The 50th anniversary of man landing on the moon is this month on July 20. Back in 1969, Apollo 11 astronauts relied on technology from a company based in Arizona to make it happen.
Raytheon Missile Systems, based in Tucson, Ariz., provides missile systems to our government and creates technology to help fight against terror and cyber attacks.
For the Apollo 11 mission, Raytheon was tasked with navigating the astronauts to the moon and back.
“[It’s] pretty hard to hit a moving target in space, but that’s what our navigation computers enabled those astronauts to do,” John Patterson, Public Relations Director, Raytheon Missile Systems.
Raytheon also provided the technology that gave the world the iconic Neil Armstrong quote, “One small step for man, one giant leap for mankind.”
“We all saw and heard that because of that because of that one component we built because of that communication system.,” said Patterson.
Today, the technology Raytheon uses is not unfamiliar.
“This is really Tony Stark meets defense weapons,” said Kendall Loomis, Center Manager, Immersive Design Center.
Using virtual reality that blows your roller coaster game out of the water Raytheon creates and designs missile systems down to the part before ever picking up a tool.

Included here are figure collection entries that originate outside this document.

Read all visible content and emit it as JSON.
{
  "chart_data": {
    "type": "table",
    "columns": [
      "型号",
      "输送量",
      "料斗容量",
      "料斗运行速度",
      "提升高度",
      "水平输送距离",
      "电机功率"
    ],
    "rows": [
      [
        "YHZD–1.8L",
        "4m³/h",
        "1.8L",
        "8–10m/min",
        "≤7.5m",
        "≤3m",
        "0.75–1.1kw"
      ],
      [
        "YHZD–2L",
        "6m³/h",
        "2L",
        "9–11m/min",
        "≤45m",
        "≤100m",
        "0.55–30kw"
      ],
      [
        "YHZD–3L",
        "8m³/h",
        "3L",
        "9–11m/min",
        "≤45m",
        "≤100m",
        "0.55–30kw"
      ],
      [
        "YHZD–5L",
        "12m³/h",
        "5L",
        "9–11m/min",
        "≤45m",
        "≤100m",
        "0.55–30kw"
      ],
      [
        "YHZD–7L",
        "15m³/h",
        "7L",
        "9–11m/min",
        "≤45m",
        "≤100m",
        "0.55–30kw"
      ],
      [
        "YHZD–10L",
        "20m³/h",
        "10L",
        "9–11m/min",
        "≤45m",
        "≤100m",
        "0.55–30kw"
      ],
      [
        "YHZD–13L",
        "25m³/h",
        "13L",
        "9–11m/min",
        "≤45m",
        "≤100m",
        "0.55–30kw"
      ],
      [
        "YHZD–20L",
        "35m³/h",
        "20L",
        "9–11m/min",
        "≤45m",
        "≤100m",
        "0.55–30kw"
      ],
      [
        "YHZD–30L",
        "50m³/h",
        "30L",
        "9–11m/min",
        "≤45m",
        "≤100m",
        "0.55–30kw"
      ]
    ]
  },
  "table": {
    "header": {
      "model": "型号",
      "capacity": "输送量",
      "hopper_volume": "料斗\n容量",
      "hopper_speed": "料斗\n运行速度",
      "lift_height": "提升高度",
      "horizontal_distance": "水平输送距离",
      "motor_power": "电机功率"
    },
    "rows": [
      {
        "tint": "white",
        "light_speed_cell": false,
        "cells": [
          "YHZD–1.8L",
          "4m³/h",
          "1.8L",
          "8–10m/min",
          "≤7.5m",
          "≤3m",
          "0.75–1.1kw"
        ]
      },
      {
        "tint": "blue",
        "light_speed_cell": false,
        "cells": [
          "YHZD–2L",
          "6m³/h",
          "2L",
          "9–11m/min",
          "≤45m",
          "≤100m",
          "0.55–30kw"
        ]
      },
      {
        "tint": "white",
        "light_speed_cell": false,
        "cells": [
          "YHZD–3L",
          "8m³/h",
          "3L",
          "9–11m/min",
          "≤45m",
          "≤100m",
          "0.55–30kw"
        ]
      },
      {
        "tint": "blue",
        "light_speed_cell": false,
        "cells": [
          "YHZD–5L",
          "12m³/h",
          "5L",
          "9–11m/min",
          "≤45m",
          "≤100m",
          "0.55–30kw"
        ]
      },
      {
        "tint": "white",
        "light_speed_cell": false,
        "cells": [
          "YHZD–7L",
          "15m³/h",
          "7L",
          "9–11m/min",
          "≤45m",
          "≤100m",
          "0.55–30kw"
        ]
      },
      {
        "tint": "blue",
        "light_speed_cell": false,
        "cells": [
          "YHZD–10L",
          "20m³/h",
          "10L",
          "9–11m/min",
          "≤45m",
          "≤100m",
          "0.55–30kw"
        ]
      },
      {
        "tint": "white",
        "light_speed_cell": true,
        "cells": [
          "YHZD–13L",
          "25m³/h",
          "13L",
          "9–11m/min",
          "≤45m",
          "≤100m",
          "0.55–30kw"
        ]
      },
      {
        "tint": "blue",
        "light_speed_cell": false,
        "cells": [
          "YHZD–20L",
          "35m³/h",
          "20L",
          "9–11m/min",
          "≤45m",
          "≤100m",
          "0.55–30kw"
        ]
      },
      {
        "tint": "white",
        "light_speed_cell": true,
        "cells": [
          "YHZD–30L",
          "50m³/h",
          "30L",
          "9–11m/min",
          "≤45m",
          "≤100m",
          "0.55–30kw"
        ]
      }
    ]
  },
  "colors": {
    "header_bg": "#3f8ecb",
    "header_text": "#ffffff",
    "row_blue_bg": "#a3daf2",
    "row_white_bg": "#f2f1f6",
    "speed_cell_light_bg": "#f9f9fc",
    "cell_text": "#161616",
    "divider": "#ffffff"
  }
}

“The visual allows us to collaborate and communicate in ways that we just haven’t historically when we’re stuck in a 2D world.,” said Loomis.
Raytheon already uses Star Wars-eske technology in their warehouses and is always looking for the next great advancement in tech.
“We are leveraging equipment, technology, ideas that come from consumer electronics, from Hollywood, from gaming, and bring them in and apply them to this world of missiles,” said Loomis.
Back then when the sky was the limit it was a video message. Next, for this Arizona-based company, the limit is only the imagination.